The IMF, the Green Climate Fund and the African Development Bank are in the tentative stages of backing the use of debt-for-climate swaps through which debtor countries could use local currency to invest the money that would have gone towards the repayment of loans in climate projects.
The IMF published a working paper in August 2022 that found that these arrangements could make sense in some cases, while the Green Climate Fund, established as part of the UN Framework Convention on Climate Change to assist developing countries in mitigating and adapting to climate change, said that it could act as an intermediary.
Cabo Verde, Eswatini and Kenya are particularly keen to take part, but it remains unclear what form these financial instruments would take.
This week Amina Mohammed, deputy secretary-general of the UN, highlighted the potential role of debt-climate swaps in remarks to the Africa Adaptation Finance Forum that were intended to set the agenda for COP27.
Green and blue walls
The most innovative forms of finance to help Africa meet its climate commitments come in the form of green and blue bonds, which allow countries to finance climate projects through bonds issued by international organisations such as the World Bank and generate returns for private investors.
The Seychelles pioneered the use of blue bonds globally in 2018, raising $15m to support the sustainable development of ocean resources.
Southern and East African nations are now seeking to use blue bonds to build the so-called Great Blue Wall, an idea that emerged from COP26. It aims to protect coastal and marine areas running from Somalia to South Africa in the Indian Ocean, sequester 100m tonnes of CO2 and create 1m blue jobs by 2030.

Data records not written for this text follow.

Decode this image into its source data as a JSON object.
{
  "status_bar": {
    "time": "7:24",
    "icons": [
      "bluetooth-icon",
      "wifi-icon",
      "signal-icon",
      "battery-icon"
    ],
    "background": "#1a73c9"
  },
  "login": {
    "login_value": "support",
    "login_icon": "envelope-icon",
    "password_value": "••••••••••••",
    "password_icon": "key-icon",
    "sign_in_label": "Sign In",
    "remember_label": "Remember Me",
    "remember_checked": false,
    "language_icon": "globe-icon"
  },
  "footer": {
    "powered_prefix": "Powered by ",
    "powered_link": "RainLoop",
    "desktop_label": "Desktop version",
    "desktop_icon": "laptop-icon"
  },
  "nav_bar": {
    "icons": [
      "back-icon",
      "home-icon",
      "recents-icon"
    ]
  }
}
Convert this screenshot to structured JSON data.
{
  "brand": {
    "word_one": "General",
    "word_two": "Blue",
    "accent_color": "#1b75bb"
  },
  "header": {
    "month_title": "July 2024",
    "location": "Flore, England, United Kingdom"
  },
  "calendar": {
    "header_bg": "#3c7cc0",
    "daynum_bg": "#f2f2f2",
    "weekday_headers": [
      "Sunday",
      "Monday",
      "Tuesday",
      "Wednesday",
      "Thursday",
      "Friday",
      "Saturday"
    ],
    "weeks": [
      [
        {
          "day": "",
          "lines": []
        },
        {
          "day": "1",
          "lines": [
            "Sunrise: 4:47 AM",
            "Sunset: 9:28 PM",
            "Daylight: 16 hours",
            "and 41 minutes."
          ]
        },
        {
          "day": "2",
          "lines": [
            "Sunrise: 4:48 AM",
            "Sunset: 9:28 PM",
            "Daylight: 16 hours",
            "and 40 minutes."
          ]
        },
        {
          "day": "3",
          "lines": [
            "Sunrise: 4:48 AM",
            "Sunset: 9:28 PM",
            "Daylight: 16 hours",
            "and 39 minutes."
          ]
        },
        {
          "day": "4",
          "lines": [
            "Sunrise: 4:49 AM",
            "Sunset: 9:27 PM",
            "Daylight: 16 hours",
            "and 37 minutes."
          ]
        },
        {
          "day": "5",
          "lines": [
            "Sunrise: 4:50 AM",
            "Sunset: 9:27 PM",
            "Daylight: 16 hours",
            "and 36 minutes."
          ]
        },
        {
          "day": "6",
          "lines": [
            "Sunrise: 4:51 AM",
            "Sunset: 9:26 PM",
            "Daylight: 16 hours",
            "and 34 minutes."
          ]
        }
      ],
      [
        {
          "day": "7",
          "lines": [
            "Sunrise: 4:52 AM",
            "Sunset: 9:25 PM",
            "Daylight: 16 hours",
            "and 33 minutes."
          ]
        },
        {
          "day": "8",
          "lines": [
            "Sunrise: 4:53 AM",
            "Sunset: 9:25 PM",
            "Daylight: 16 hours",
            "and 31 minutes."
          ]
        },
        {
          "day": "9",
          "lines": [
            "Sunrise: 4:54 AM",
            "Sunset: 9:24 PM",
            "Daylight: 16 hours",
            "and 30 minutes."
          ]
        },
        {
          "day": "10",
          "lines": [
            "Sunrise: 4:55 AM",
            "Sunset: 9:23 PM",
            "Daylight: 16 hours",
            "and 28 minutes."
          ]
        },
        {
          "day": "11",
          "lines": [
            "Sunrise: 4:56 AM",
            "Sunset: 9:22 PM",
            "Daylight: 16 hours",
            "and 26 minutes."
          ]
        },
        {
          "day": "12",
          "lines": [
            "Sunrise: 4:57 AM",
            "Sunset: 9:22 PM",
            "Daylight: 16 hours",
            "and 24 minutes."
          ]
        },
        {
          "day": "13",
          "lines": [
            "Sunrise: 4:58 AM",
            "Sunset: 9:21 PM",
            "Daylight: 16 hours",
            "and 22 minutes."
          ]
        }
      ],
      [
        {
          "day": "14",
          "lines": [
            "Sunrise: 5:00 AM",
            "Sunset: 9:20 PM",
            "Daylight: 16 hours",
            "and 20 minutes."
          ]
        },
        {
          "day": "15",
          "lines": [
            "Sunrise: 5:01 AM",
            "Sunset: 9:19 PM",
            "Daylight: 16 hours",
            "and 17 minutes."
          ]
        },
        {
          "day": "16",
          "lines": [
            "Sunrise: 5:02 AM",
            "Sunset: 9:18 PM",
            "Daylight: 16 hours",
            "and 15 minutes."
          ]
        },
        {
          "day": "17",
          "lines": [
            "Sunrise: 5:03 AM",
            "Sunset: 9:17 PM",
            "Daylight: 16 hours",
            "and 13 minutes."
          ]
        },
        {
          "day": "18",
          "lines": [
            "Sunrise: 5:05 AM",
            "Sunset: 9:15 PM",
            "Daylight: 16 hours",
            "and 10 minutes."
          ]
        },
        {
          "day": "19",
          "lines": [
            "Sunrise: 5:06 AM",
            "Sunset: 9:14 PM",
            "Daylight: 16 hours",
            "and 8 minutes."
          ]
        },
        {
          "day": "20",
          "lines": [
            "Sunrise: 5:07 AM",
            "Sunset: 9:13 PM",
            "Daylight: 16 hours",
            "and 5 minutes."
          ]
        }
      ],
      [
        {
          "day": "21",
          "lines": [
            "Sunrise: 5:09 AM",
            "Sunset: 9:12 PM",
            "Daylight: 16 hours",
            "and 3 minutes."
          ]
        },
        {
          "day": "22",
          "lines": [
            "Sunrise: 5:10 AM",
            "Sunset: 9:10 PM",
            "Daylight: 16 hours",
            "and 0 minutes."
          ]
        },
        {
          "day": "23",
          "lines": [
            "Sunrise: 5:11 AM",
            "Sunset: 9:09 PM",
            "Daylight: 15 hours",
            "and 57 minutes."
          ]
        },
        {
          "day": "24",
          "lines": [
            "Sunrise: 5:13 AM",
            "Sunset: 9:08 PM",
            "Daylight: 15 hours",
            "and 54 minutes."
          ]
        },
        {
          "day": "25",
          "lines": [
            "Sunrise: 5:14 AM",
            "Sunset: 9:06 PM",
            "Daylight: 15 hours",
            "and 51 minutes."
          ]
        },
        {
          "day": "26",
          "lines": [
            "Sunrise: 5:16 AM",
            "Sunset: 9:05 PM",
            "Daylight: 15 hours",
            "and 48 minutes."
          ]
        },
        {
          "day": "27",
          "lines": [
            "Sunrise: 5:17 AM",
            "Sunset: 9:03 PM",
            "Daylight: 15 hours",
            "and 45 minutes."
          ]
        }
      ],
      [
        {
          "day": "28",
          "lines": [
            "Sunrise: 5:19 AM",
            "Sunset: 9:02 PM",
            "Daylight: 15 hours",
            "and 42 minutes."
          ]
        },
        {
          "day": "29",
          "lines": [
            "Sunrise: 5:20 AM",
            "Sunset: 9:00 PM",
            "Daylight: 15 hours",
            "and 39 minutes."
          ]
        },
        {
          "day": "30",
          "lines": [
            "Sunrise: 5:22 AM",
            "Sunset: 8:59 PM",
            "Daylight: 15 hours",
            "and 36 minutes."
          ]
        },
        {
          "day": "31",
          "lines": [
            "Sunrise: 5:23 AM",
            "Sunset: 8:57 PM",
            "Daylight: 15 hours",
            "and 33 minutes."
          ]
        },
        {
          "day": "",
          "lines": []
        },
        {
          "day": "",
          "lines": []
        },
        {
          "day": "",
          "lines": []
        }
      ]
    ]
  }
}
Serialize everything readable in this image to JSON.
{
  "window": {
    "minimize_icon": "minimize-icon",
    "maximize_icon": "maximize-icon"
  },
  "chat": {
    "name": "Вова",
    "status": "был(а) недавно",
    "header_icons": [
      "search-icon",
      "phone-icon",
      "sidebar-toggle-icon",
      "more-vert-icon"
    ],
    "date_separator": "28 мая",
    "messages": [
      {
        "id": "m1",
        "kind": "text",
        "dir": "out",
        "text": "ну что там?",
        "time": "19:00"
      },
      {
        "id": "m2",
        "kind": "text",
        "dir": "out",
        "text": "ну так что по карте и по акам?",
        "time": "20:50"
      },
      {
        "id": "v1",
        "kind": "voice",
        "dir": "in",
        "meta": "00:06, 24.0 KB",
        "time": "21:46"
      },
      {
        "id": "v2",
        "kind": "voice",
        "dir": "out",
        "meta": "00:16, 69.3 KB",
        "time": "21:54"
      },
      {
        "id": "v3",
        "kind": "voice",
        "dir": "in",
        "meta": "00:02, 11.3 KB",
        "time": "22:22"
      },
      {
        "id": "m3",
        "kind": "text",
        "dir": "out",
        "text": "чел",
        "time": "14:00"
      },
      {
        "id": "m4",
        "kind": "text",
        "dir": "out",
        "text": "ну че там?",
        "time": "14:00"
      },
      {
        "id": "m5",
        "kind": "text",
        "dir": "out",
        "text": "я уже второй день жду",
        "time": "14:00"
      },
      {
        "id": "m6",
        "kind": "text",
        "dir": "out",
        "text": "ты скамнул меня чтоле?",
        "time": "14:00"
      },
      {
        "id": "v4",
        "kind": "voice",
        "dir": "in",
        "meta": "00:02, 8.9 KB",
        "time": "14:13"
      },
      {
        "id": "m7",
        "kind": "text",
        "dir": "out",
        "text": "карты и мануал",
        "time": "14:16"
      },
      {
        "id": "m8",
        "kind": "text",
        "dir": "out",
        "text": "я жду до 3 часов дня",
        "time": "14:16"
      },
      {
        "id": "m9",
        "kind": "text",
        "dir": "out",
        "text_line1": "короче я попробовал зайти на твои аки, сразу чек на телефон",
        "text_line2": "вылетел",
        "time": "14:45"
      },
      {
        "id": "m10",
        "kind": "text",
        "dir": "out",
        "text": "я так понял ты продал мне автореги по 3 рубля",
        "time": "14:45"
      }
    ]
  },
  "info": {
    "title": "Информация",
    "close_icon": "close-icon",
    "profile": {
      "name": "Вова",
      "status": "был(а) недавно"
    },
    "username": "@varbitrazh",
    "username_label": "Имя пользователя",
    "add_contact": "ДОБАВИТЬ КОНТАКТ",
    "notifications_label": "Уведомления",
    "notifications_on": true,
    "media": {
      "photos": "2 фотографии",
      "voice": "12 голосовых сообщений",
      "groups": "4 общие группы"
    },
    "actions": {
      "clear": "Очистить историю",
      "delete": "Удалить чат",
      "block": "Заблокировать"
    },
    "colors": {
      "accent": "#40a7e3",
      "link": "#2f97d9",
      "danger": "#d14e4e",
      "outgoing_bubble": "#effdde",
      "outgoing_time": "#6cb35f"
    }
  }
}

Fishing in the West Indian Ocean is critical to African and global food security, accounting for 4.8% of global fishing.
The Great Blue Wall initiative targets the regions most in need of financing. Southern African nations require $1.1bn of funding, while East African nations need roughly $700m – a combined 72% of what Africa needs to meet its NDCs.
Less attention has been given to Africa’s Atlantic coast − where many people are losing their livelihoods due to climate change − although the World Bank’s West Africa Coastal Areas Management Programmes has helped 17 African nations that are vulnerable to erosion, flooding and pollution by building dams and coastal fortifications, restoring wetlands and filling in beaches.
In 2007 Africa also launched the Great Green Wall project, which seeks to plant trees, grasslands, plants and vegetation to stem the advance of erosion from the Sahara Desert. The project aims to restore 100 ha of degraded land, sequester 250m tonnes of CO2 and create 10m green jobs by 2030.
The adoption of green bonds has been slower in Africa than in other regions, despite vast potential for solar and wind energy, but some analysts see significant growth potential for these financial instruments given both their attractiveness and the continent’s needs.